Tomic shared the hope that the success of the first placement would mean the expansion of the programme into other sites and allow Corrections to keep bolstering healthcare delivery to prisoners.

“The programme is designed to allow House Officers to gain exposure to working in a unique environment outside the hospital setting, whilst providing peer and senior support within existing DHB frameworks,” he said. "It will provide House Officers with an improved understanding of difficult to reach patients and the importance of the integration between primary and secondary care to improve patient journeys.”

The programme was the brainchild of Dr Laura Chapman, director of clinical training at Waitematā DHB.

As the convenor for junior doctors who are required by the Medical Council to do a community-based attachment in their first two years, she said she was on the look-out for a way to get young doctors interfacing with the community outside of the hospital.

Limited time and space at GP clinics meant looking for another solution, and sending them into prisons proved not only to fulfil the Council’s requirements, but also give the doctors a chance to experience a non-traditional healthcare environment and put prison healthcare on the map.

“I thought sending a junior doctor there would hopefully be an eye-opening experience while also perhaps being a little more useful to Corrections and the prisoners in general,” Chapman said. “Working in a different environment with people with different needs will make them better doctors, short-term and long-term.”

By showing new doctors that work in the prison system is an option, she hopes it becomes normalised as a career choice.

“Traditionally you see relatively conventional healthcare at medical school as a junior doctor,” she said. “It's about exposing them to other things, so they are aware - every few years one of them may say I am going to be a GP and do two days a week in the prison, and suddenly we are going to be serving society in a much more effective way.”

Prisons represent a slice of the population among whom mental health issues are keenly felt.
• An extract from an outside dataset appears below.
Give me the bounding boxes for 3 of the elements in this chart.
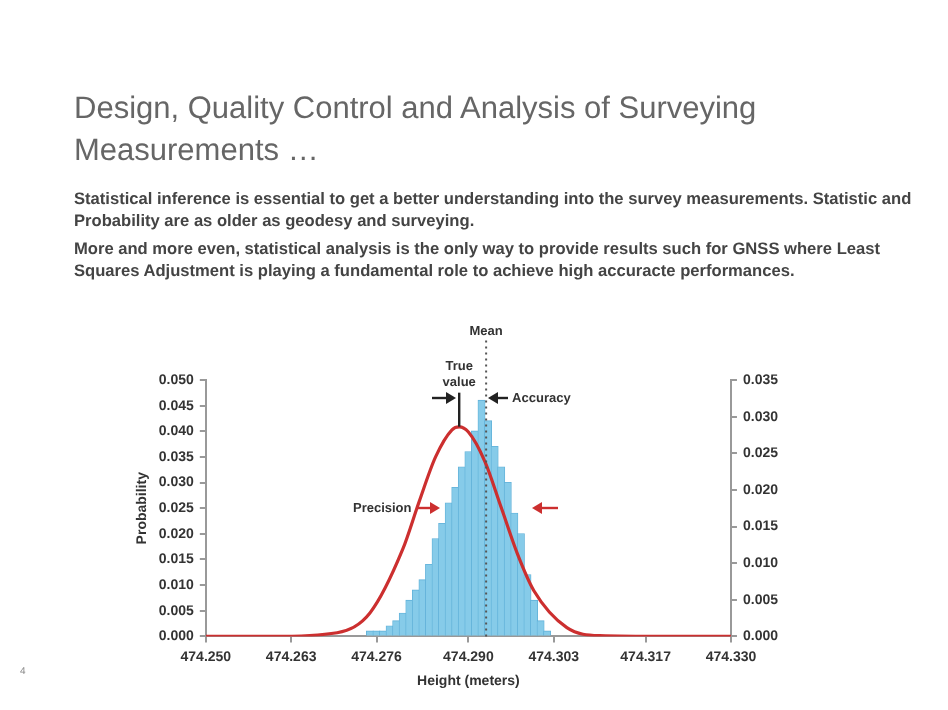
chart-title: Design, Quality Control and Analysis of Surveying Measurements … [74,90,759,172]
text: Statistical inference is essential to get a better understanding into the survey measurements. Statistic and Probability are as older as geodesy and surveying. [74,188,914,232]
text: More and more even, statistical analysis is the only way to provide results such for GNSS where Least Squares Adjustment is playing a fundamental role to achieve high accuracte performances. [74,238,882,282]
Research has found mental health disorders and illnesses are up to five times more prevalent among prisoners than in the general population.

Prisons do mental health screening on any new entries over the age of 18, and can be referred to prison doctors or counselling or cognitive behavioural therapy for those eligible.

The pandemic has also produced new challenges for medical staff within prisons, as reducing the spread of Covid while treating prisoners who test positive has become a necessary task for almost every facility in the country.

Auckland Prison currently has nine active cases.